5th November, 2009. Hard to place journalism.
Final plea in opposition to building on
asbestos contaminated site
By Helen Gavaghan, Hebden Bridge.
Barrister and doctoral student, Jason Addy, made a final and urgent plea last night for more eye witness accounts of asbestos waste dumping by Acre Mill at the site of a proposed new eco friendly home on Billy Lane in the Old Town and Pecket Well area above Hebden Bridge.
In May this year Calderdale Council turned down the original planning application submitted by Mr Lyn Gledhill on the grounds that the building would be in the Green Belt.
Mr Gledhill is now taking the application to the Planning Inspectorate. Should the application be granted local residents will have no further redress.
If the decision goes against the applicant then, says Mr Addy, Mr Gledhill would have the option of moving from planning law and seeking a judicial review via administrative law.
"This is not a NIMBY issue," he said. Mr Addy is concerned that local knowledge of the seriousness of the contamination may be being lost.

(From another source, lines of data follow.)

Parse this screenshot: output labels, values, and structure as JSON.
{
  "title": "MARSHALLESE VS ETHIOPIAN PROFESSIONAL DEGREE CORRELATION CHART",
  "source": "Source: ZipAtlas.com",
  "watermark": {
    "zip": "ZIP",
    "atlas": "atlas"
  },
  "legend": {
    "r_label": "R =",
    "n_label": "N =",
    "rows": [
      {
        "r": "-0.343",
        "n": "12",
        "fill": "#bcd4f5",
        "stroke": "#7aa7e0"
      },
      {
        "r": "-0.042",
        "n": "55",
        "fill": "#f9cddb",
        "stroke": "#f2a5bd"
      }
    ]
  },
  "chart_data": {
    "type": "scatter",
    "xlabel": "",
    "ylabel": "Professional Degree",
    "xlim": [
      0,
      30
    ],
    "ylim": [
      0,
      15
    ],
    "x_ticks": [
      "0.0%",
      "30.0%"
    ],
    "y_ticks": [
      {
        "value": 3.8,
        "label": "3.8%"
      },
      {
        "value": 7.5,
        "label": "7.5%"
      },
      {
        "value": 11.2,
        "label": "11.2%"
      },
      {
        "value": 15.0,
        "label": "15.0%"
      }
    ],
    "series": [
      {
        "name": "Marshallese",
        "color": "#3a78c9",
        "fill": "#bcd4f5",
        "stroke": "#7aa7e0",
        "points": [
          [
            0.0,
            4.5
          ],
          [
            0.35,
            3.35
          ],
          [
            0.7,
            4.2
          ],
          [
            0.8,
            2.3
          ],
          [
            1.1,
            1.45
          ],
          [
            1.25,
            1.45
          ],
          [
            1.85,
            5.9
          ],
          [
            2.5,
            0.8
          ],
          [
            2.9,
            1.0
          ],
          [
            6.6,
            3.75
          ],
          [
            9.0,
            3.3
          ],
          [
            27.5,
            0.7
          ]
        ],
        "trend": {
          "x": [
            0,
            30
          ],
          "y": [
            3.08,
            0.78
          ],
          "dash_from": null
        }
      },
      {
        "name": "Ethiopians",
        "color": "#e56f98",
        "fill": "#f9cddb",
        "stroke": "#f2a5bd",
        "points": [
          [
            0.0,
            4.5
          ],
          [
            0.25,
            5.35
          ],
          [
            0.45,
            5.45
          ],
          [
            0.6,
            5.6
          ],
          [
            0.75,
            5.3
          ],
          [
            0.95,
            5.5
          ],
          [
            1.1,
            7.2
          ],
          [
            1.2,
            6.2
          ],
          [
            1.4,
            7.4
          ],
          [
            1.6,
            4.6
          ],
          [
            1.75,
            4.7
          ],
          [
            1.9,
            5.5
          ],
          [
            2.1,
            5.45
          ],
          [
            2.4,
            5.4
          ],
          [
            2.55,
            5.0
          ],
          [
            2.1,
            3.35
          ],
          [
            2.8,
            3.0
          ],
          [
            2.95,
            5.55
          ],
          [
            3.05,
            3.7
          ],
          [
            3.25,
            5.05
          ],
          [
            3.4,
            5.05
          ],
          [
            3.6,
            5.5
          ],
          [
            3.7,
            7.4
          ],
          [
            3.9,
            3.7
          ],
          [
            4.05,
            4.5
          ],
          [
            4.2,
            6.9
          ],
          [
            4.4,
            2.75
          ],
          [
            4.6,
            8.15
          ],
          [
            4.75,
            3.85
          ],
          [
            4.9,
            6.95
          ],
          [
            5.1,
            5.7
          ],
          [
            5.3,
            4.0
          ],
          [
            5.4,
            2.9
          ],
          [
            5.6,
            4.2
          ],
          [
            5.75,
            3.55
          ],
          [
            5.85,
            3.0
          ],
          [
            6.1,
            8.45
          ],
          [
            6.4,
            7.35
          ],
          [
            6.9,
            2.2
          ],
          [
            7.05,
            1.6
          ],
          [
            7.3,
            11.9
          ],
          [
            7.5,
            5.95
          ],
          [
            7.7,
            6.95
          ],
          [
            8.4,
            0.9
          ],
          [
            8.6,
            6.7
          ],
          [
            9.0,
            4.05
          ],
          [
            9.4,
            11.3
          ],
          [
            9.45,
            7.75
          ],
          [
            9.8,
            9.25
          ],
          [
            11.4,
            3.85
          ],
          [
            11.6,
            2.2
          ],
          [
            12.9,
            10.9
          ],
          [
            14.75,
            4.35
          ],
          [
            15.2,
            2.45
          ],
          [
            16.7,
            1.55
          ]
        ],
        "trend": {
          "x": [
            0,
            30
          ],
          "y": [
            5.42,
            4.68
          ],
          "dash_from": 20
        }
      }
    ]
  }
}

Mr Addy was careful to make clear that he is making no accusation of Mr Gledhill.
Though called to the bar at Middle Temple, Mr Addy is not acting as a paid legal advisor in this case. He has not taken a pupilage, having instead gone directly to work for solicitors after being called to the bar. He emphasizes he is an academic researcher at Manchester Metropolitan University who has worked through hundreds of files relating to this issue and that he has not yet completed his thesis.
Mr Addy told last night's meeting, held at The White Lion pub in Hebden Bridge, that he is an activist and that he is concerned about others seeking to build on other land locally that is contaminated by asbestos waste. He told me later that Council-led remediation of asbestos contaminated sites paid for by central government has not yet been sufficiently thorough.
Both blue and white asbestos were used at Acre Mill. A documentary from 1972 by Granada TV screened by Mr Addy last night reported that Coroner's records in Halifax show deaths from lung cancer, mesolthaelioma and asbestosis among many local people, and the documentary reported a correlation of those deaths with working at the Mill.
A practising lawyer at the meeting who has acted on behalf of claimants for damage from asbestos dust said in response to my questions that he has not sought advise from medical geographers and epidemiologists about whether there is any safe low part-per-million level for exposure to asbestos dust (be it blue or white asbestos).
If anyone has information that Mr Addy can add to his submission in opposition due Monday 9th November he can be contacted via email at firstname.lastname@example.org
For further reading about the history of Acre Mill in the Calder Valley explore the archives of The Evening Courier, main office Halifax, and formerly the Halifax Evening Courier, at Halifax Central Library, as well archives for the The Hebden Bridge Times and the Hebden Bridge Web.
As a researcher and activist Mr Addy is interested also in the international trade in white asbestos.
Helen Gavaghan is the editor of
Science, People & Politics ISSN 1751-598X, and she grew up just a few fields below Acre Mill, before leaving the Calder Valley in 1976 to read biophysics at The University of Leeds and then moving to London and next to Washington DC for work. She now again lives in the Calder Valley. Minor corrections made on line within 24 hours of posting and again today 6.11.09. I contacted Calderdale Council prior to posting this story but the individual thought to have responsibility for commenting was not then available. Calderdale's comment will be added here if and when I receive a response to my call.
However I will not be following up this story for publication on this website. HG. 6.11.09.